Address: 150 Central Ave, Hot Springs, AR 71901
Tip: Open Mon–Sat 9am–5pm, Sun 9am–4pm. Free samples of the spring water — try one cold from the glass bottle. The third-floor 'Japanese Ballroom' was a Roaring-'20s big-band hot spot (now offices, but the original ceiling and period fixtures are restored). Free, low-key, and easy to pair with the Bathhouse Row walk.
🌐 Official Website
Lake Catherine State Park
Free for day use
Parks & Nature
A 1,940-acre state park 10 miles southeast of Hot Springs, created in 1935 by the Civilian Conservation Corps along the western shore of Lake Catherine. Multiple hiking trails (the popular Falls Branch Trail leads to a small waterfall), free swimming beach, fishing, kayak rentals, and CCC-built picnic shelters. All Arkansas state parks are free for day use.

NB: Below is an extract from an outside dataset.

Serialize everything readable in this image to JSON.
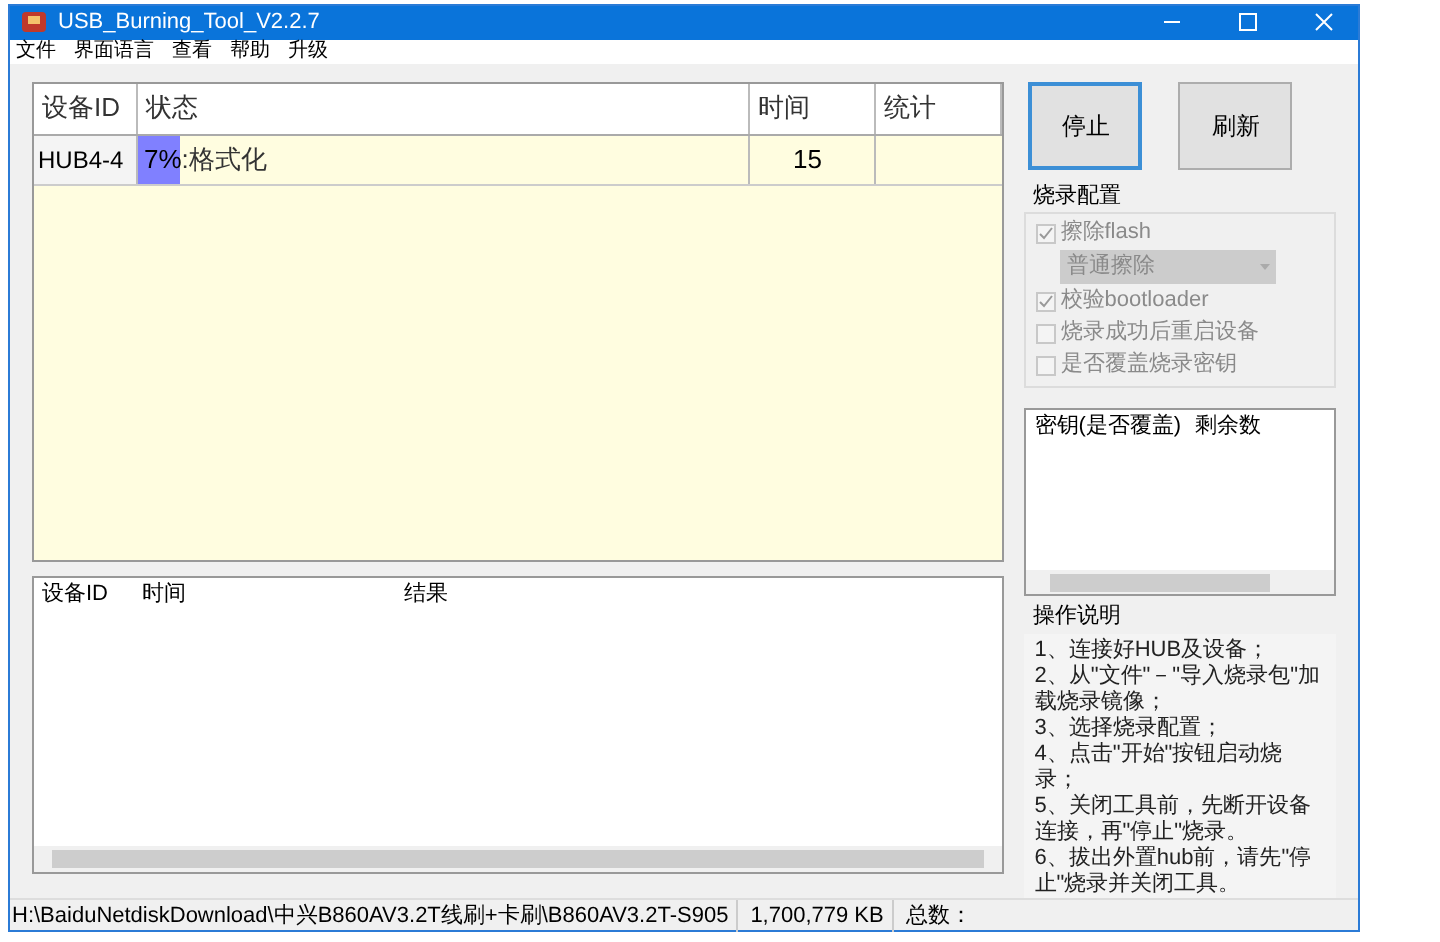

Address: 1200 Catherine Park Rd, Hot Springs, AR 71913
Tip: Falls Branch Trail is the must-do — 2 miles roundtrip to a small waterfall, family-friendly. The swimming beach with a bathhouse is free. Park interpreters offer guided hikes and boat tours in summer; book ahead at the visitor center. Pair with a Hot Springs morning for an easy one-day combination.
🌐 Official Website
Gangster Museum of America
$16 adults / $6 children 8-12 / Free under 8
History & Culture
An entertaining seven-gallery museum on Central Avenue that walks visitors through Hot Springs' decades as the largest illegal-gambling operation in the country during the 1920s, '30s, and '40s — when Al Capone, Lucky Luciano, Alvin Karpis, and other notorious figures used the town as a hideout. Open since 2008. The audiovisual storytelling, antique slot machines, and theater presentations justify the admission for any true-crime or Prohibition-era history fan.
Address: 510 Central Ave, Hot Springs, AR 71901
Tip: Open Sun–Thu 10am–5pm, Fri–Sat 10am–6pm. Allow 60–90 minutes. The theater presentation runs on a schedule — ask the front desk when you arrive. Pair with the Arlington Hotel across the street (where Capone famously kept a 4th-floor suite) — free to walk into the historic lobby.